Accompanying O'Toole is a slew of legendary actors doing fantastic work in their own roles. Omar Sharif's Sherif Ali, besides having the great, rightly famous entrance scene in which he emerges from desert heat waves on camel, works alongside Lawrence as an ally, advisor and friend, though their relationship is not without its fair share of tension. Anthony Quinn is delightful as the larger-than-life Auda abu Tayi, the leader of one of the Arab tribes.

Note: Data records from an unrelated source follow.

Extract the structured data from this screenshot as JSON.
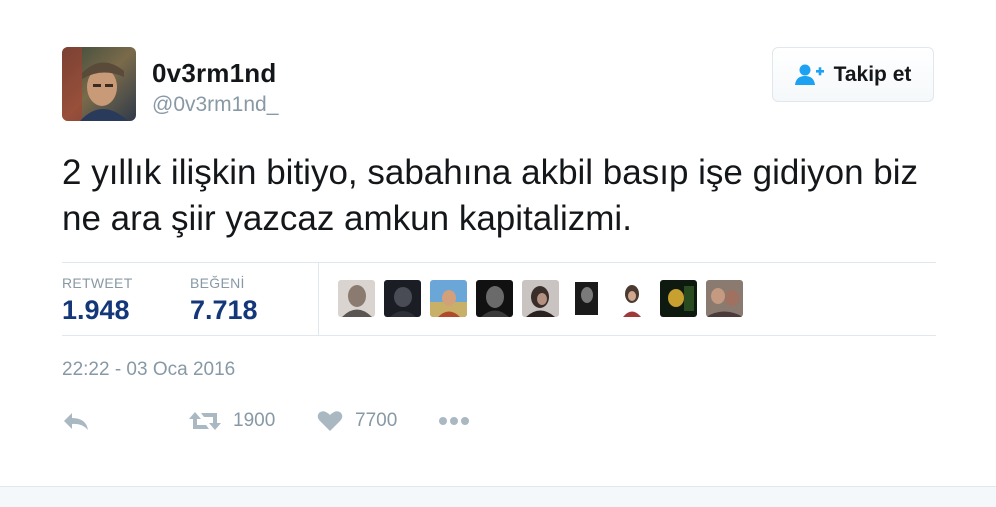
{
  "user": {
    "display_name": "0v3rm1nd",
    "screen_name": "@0v3rm1nd_",
    "avatar_icon": "user-avatar-photo"
  },
  "follow_button": {
    "label": "Takip et",
    "icon": "add-user-icon",
    "icon_color": "#1da1f2"
  },
  "tweet": {
    "text": "2 yıllık ilişkin bitiyo, sabahına akbil basıp işe gidiyon biz ne ara şiir yazcaz amkun kapitalizmi."
  },
  "stats": {
    "retweet_label": "RETWEET",
    "retweet_value": "1.948",
    "like_label": "BEĞENİ",
    "like_value": "7.718",
    "value_color": "#14377a"
  },
  "likers": [
    {
      "icon": "liker-avatar-1"
    },
    {
      "icon": "liker-avatar-2"
    },
    {
      "icon": "liker-avatar-3"
    },
    {
      "icon": "liker-avatar-4"
    },
    {
      "icon": "liker-avatar-5"
    },
    {
      "icon": "liker-avatar-6"
    },
    {
      "icon": "liker-avatar-7"
    },
    {
      "icon": "liker-avatar-8"
    },
    {
      "icon": "liker-avatar-9"
    }
  ],
  "timestamp": "22:22 - 03 Oca 2016",
  "actions": {
    "reply_icon": "reply-icon",
    "retweet_icon": "retweet-icon",
    "retweet_count": "1900",
    "like_icon": "heart-icon",
    "like_count": "7700",
    "more_icon": "more-dots-icon",
    "icon_color": "#aab8c2"
  }
}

He is a bombastic force of a man who has such great lines as, "Thy mother mated with a scorpion," and, to a sheepish British officer, "Be thankful that when God gave you a face, he gave you a fool's face!" Also turning up are Alec Guinness as the Arab Prince Feisal and Claude Rains as a sort of aide to the British generals whom Lawrence reports to throughout the film. Of course, these are merely the main players, and the film is populated with a cast of what must have been thousands of people in the battle and crowd sequences, doing their part to (believably) create the grand illusion that Lean envisioned.
Of course, a major part of what makes this epic film so, well, epic, is the stunning cinematography by F. A. Young. Besides being devastatingly beautiful, the majestic desert settings are presented as monumental, ultimately indifferent forces of nature where men and camels are shrunk to the size of fleas and death is often (but not always) as simple as a camel suddenly missing its rider.
One of the things that I particularly liked about the film was how well crafted and well edited it was. Something I often have problems with regarding classic Hollywood cinema is that it can be a bit too theatrical and distanced, making it hard to grow attached to the characters or be genuinely moved by the events unfolding onscreen. Not so with this film, which brings a sort of documentary/National Geographic-esque sensibility to the way it frames people within the settings, be they travelling caravans, camps set up under the scorching afternoon sun or solitary figures marching through the sand for survival. Also, there's a kind of sensibility to the way in which certain scenes are arranged and presented which you can't help but be impressed and moved by. A specific transition I'm thinking of happens near the beginning of the film, when a close-up shot of Lawrence holding a lit match close to his face abruptly cuts to an extreme long shot of the vast, empty red planes of the desert just as the sun emerges on the horizon. It's a bold, highly effective move; something that wouldn't be out of place in a Stanley Kubrick film.
While I definitely could (and should) have seen this film earlier, I'm simply glad to have enjoyed the viewing experience as much as I did, and that it more than lives up to its status as one of the greatest films ever made.